Jordison also sees a downside to the resurging popularity of extreme double bass drumming … double kick dependency. “There are a lot of metal drummers that really disappoint me,” he confides. “Even though they’ve got crazy speed, it’s just a linear pattern of fast fills and double bass. It sounds great for the parts that they’re playing, like a lot of black or strict death metal stuff, but now the whole thing is, ‘Who can play faster?’ That starts to wear on my nerves. I’m all about as fast as you can go, but I just think it takes away from the actual song itself.”
Are there clues that tell you when you run the risk of overusing your double bass chops? “You can see where the riff should breathe a lot more,” Jordison advises. “Make more space for the vocal, because sometimes you can muddy that up, and the whole personality of the song can go away because the drummer’s just overplaying way too much.
He adds, “Sometimes I use double kick too much.”
A pregnant pause lingers before we dare ask: So Joey, can you give us an example of a Slipknot recording where you overplayed the double bass part?
“Actually no,” Jordison immediately laughs. “It’s all about the feel of the song. We’ll do three different double bass patterns on a certain riff before we know which one it is. Sometimes we’ll try it with a China, and then we’ll go to a ride cymbal, or the bell of the ride cymbal, or the hi-hat, just to find out where the space really lies, where it really makes sense for the song. It’s not just like, ‘Oh, we need a double bass part here, just do it.’ Sometimes we wipe out double bass completely, and all of a sudden the sun comes out, instead of getting too dark and muddy. Double bass needs to be used as a dynamic, not for flash.”

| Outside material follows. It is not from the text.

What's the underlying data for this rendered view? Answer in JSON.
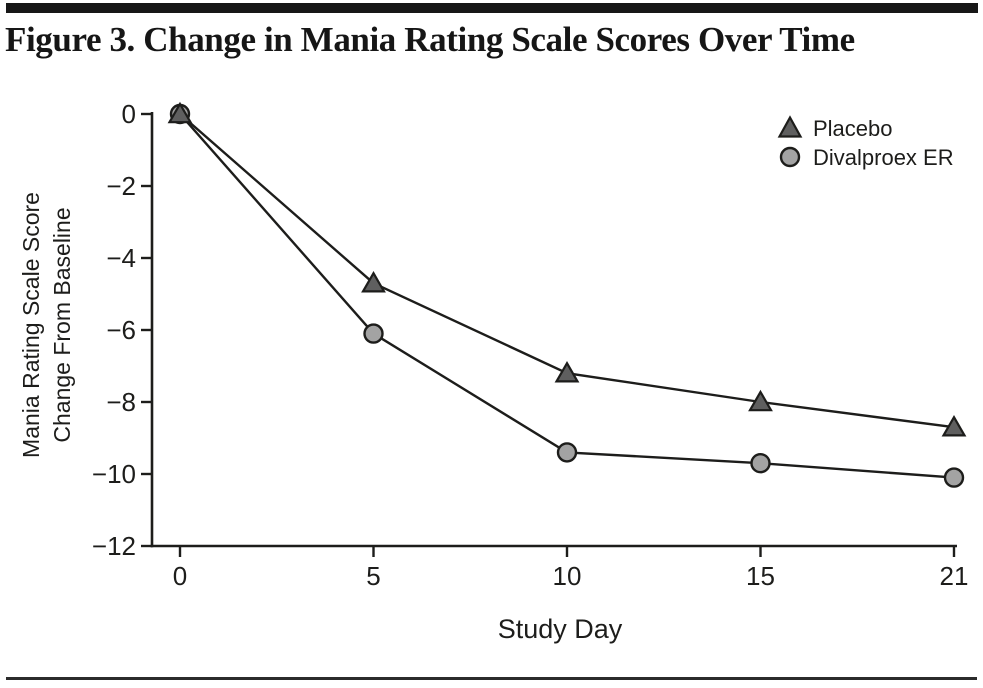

Like the volume control on your iPod, double bass is little more than a feature of a bigger thing. Whether you choose to use it or lose it will have little impact on your odds of making it big. But some drummers are simply compelled to play two kick drums, based on the style of music they play and lifestyle they choose.
It’s a counterculture inside a subculture, and devoted young double bass drumming devotes at Slipknot shows routinely swarm Jordison. “They always ask the same question: ‘How did you get your speed so fast?’

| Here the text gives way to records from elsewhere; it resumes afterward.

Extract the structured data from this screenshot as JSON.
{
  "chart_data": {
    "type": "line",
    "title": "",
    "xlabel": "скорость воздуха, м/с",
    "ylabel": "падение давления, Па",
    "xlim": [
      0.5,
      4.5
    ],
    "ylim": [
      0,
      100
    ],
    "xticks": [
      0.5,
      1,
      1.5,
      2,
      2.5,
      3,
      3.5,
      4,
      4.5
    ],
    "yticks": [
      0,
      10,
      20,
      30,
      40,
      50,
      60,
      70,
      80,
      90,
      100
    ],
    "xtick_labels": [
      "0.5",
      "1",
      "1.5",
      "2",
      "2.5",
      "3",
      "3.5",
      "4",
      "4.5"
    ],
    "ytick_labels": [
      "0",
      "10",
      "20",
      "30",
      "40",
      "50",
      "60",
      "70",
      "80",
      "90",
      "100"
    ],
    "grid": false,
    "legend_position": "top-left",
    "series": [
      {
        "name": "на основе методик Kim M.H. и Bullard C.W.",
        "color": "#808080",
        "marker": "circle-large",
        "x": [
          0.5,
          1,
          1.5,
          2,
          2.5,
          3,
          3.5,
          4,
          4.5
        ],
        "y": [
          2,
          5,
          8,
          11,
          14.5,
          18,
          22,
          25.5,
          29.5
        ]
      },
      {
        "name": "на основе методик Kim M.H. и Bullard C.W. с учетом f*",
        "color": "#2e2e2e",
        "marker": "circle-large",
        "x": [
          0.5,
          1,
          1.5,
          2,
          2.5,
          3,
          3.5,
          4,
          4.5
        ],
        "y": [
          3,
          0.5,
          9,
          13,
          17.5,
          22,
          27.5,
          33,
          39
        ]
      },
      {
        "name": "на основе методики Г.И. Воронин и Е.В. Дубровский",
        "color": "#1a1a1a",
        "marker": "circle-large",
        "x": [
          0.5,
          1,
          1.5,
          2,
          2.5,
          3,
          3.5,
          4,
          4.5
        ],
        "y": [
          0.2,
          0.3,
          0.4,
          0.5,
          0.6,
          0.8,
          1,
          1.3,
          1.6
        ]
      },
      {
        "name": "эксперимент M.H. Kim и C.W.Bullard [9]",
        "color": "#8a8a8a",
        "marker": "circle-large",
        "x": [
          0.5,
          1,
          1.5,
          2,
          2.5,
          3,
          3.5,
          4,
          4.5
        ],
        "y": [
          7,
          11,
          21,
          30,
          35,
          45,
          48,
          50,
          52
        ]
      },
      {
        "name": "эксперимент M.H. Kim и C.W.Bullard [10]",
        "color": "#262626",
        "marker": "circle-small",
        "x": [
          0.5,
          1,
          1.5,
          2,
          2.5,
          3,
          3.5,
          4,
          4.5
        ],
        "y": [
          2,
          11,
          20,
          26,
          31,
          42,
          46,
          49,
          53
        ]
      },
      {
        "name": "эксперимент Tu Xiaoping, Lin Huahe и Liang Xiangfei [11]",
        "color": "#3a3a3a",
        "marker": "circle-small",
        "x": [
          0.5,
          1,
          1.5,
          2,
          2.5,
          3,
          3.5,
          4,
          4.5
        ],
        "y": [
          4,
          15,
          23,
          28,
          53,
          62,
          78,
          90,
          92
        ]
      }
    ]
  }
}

“God!” he explodes. “It comes from years of practice. Start slow and gradually build up. Don’t try to dive right into playing the fast stuff.”
But let’s be real. In the hands of Jordison, Benante, or Lombardo, pure speed is alluring. “It’s an attractive thing to a young metalhead who is crazy about aggression and overall power. But to really develop your style, you should learn to walk before you can run. A lot of killer lead players that I know have no clue how to play a real soulful, well-structured, musical solo that sings, because they’re concentrating only on speed. I think that’s kind of self-defeating in a lot of ways.”
So here’s the rub. “Learn the basics first and build up. Because all you do is end up losing the best parts of playing rock music if you try to just jump right into all the technical stuff. You miss out on the real meat and potatoes of rock drumming. All that other stuff can come later, but learn your basics first.”
Jordison keeps an eye on those kids waiting backstage at Slipknot shows. “I’ve always thought the most important musician out there is that kid that’s in his basement that no one has heard of. There are kids coming out that want to make their mark – they’re one-upping everybody, and it’s absolutely amazing. I love it.”